Spruch:
Der Revision wird nicht Folge gegeben.
Text
Entscheidungsgründe:
Der Kläger verließ am 24. 9. 1997 - wie regelmäßig an jedem Werktag - gegen 5 Uhr früh seine Wohnung im Haus U*****straße 36 in W*****, um seine in unmittelbarer Nähe gelegene Arbeitsstelle bei der Firma R***** & Co GmbH aufzusuchen. Als der Kläger die Haustüre zusperren wollte, wurde er von zwei unbekannten Tätern mit Stöcken niedergeschlagen und schwer verletzt. Bei der Behandlung der vom Kläger erlittenen Verletzungen traten keine Komplikationen auf. Der Kläger war ab 13. 11. 1997 wieder arbeitsfähig. Zum Zeitpunkt 24. 12. 1997 lag die unfallskausale Minderung der Erwerbsfähigkeit jedenfalls deutlich unter 20 vH. Zu den Hintergründen der Tat wurde festgestellt, daß der Kläger aus der Osttürkei stammt und sich selbst als Kurde bezeichnet. Das Wochenende verbringt der Kläger mit seinen kurdischen Freunden in einem Lokal in W*****, wobei auch über den zwischen der türkischen Regierung und den Kurden bestehenden Konflikt diskutiert wird. Nach einem 1994/1995 verübten Brandanschlag auf ein türkisches Lokal wurden der Kläger und seine kurdischen Freunde der Täterschaft bezichtigt. Der Kläger wurde in diesem Zusammenhang als Verdächtiger einvernommen, ein gerichtliches Strafverfahren gegen ihn wurde jedoch nicht eingeleitet. Der Überfall auf den Kläger am 24. 9. 1997 wurde von Türken verübt, die sich am Kläger wegen des gegen ihn gerichteten Verdachtes, sich an dem Brandanschlag auf das türkische Lokal beteiligt zu haben, rächen wollten.

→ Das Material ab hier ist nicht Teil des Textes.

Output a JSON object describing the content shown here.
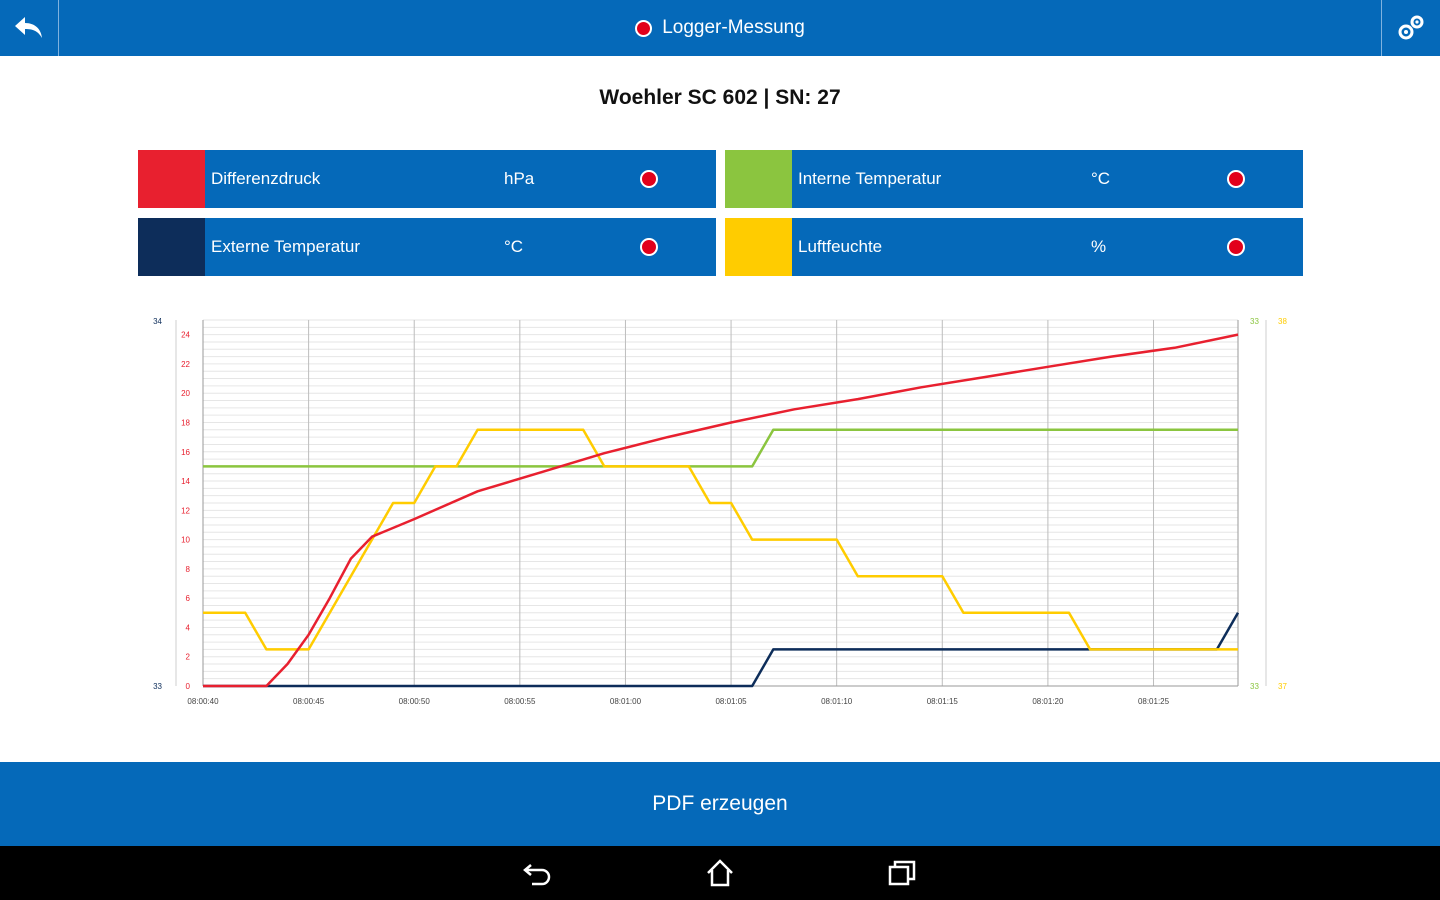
{
  "header": {
    "title": "Logger-Messung",
    "back_icon": "back-arrow-icon",
    "settings_icon": "gears-icon",
    "accent": "#0569b9",
    "record_color": "#e2001a"
  },
  "device_label": "Woehler SC 602 | SN: 27",
  "legend": [
    {
      "name": "Differenzdruck",
      "unit": "hPa",
      "color": "#e8202f",
      "status_icon": "record-dot-icon"
    },
    {
      "name": "Interne Temperatur",
      "unit": "°C",
      "color": "#8bc53f",
      "status_icon": "record-dot-icon"
    },
    {
      "name": "Externe Temperatur",
      "unit": "°C",
      "color": "#0d2d5a",
      "status_icon": "record-dot-icon"
    },
    {
      "name": "Luftfeuchte",
      "unit": "%",
      "color": "#ffcc00",
      "status_icon": "record-dot-icon"
    }
  ],
  "chart_data": {
    "type": "line",
    "x": [
      "08:00:40",
      "08:00:45",
      "08:00:50",
      "08:00:55",
      "08:01:00",
      "08:01:05",
      "08:01:10",
      "08:01:15",
      "08:01:20",
      "08:01:25"
    ],
    "xlim": [
      0,
      49
    ],
    "ylim": [
      0,
      25
    ],
    "y_ticks": [
      "0",
      "2",
      "4",
      "6",
      "8",
      "10",
      "12",
      "14",
      "16",
      "18",
      "20",
      "22",
      "24"
    ],
    "left_outer_labels": {
      "top": "34",
      "bottom": "33"
    },
    "right_inner_labels": {
      "top": "33",
      "bottom": "33"
    },
    "right_outer_labels": {
      "top": "38",
      "bottom": "37"
    },
    "grid": true,
    "series": [
      {
        "name": "Differenzdruck",
        "color": "#e8202f",
        "points": [
          [
            0,
            0
          ],
          [
            3,
            0
          ],
          [
            4,
            1.5
          ],
          [
            5,
            3.5
          ],
          [
            6,
            6
          ],
          [
            7,
            8.7
          ],
          [
            8,
            10.2
          ],
          [
            10,
            11.4
          ],
          [
            13,
            13.3
          ],
          [
            16,
            14.6
          ],
          [
            19,
            15.9
          ],
          [
            22,
            17
          ],
          [
            25,
            18
          ],
          [
            28,
            18.9
          ],
          [
            31,
            19.6
          ],
          [
            34,
            20.4
          ],
          [
            37,
            21.1
          ],
          [
            40,
            21.8
          ],
          [
            43,
            22.5
          ],
          [
            46,
            23.1
          ],
          [
            49,
            24
          ]
        ]
      },
      {
        "name": "Interne Temperatur",
        "color": "#8bc53f",
        "points": [
          [
            0,
            15
          ],
          [
            26,
            15
          ],
          [
            27,
            17.5
          ],
          [
            49,
            17.5
          ]
        ]
      },
      {
        "name": "Externe Temperatur",
        "color": "#0d2d5a",
        "points": [
          [
            0,
            0
          ],
          [
            26,
            0
          ],
          [
            27,
            2.5
          ],
          [
            48,
            2.5
          ],
          [
            49,
            5
          ]
        ]
      },
      {
        "name": "Luftfeuchte",
        "color": "#ffcc00",
        "points": [
          [
            0,
            5
          ],
          [
            2,
            5
          ],
          [
            3,
            2.5
          ],
          [
            5,
            2.5
          ],
          [
            9,
            12.5
          ],
          [
            10,
            12.5
          ],
          [
            11,
            15
          ],
          [
            12,
            15
          ],
          [
            13,
            17.5
          ],
          [
            18,
            17.5
          ],
          [
            19,
            15
          ],
          [
            23,
            15
          ],
          [
            24,
            12.5
          ],
          [
            25,
            12.5
          ],
          [
            26,
            10
          ],
          [
            30,
            10
          ],
          [
            31,
            7.5
          ],
          [
            35,
            7.5
          ],
          [
            36,
            5
          ],
          [
            41,
            5
          ],
          [
            42,
            2.5
          ],
          [
            49,
            2.5
          ]
        ]
      }
    ]
  },
  "footer": {
    "pdf_label": "PDF erzeugen"
  },
  "system_nav": {
    "back_icon": "android-back-icon",
    "home_icon": "android-home-icon",
    "recents_icon": "android-recents-icon"
  }
}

Mit Bescheid vom 14. 1. 1998 sprach die beklagte Partei aus, daß der Vorfall vom 24. 9. 1997 gemäß § 175 ASVG nicht als Arbeitsunfall anerkannt werde und Leistungen gemäß § 173 ASVG nicht gewährt werden.
Gegen diesen Bescheid richtet sich die vorliegende Klage, mit der der Kläger begehrt, die beklagte Partei zur Gewährung einer Versehrtenrente im Ausmaß von 30 vH ab dem Tag nach Eintritt des Versicherungsfalles zu verpflichten.
Das Erstgericht wies das Klagebegehren, die beklagte Partei sei schuldig, den Vorfall vom 24. 9. 1997 als Arbeitsunfall anzuerkennen und dem Kläger für die Folgen dieses Unfalles eine Versehrtenrente im gesetzlichen Ausmaß von 30 vH der Vollrente ab Anfallstag zu gewähren, ab.
Ausgehend vom eingangs wiedergegebenen Sachverhalt gelangte das Erstgericht in rechtlicher Hinsicht zu dem Ergebnis, daß kein geschützter Wegunfall im Sinn des § 175 Abs 2 Z 1 ASVG vorliege. Der Überfall resultiere allein aus einer der Privatsphäre des Klägers zuzurechnenden selbstgeschaffenen Gefahr und hätte sich genauso auch bei jedem mit der Arbeitsleistung des Klägers nicht in Zusammenhang stehenden Verlassen der Wohnung ereignen können, sodaß sich der Arbeitsweg als bloß zufälliger Schauplatz dieser Gefahrenverwirklichung darstelle. Im übrigen hätte dem Kläger die begehrte Versehrtenrente auch deshalb nicht zuerkannt werden können, weil keine Minderung der Erwerbsfähigkeit im rentenbegründenden Ausmaß für die Dauer von mehr als drei Monaten nach dem Unfall eingetreten sei.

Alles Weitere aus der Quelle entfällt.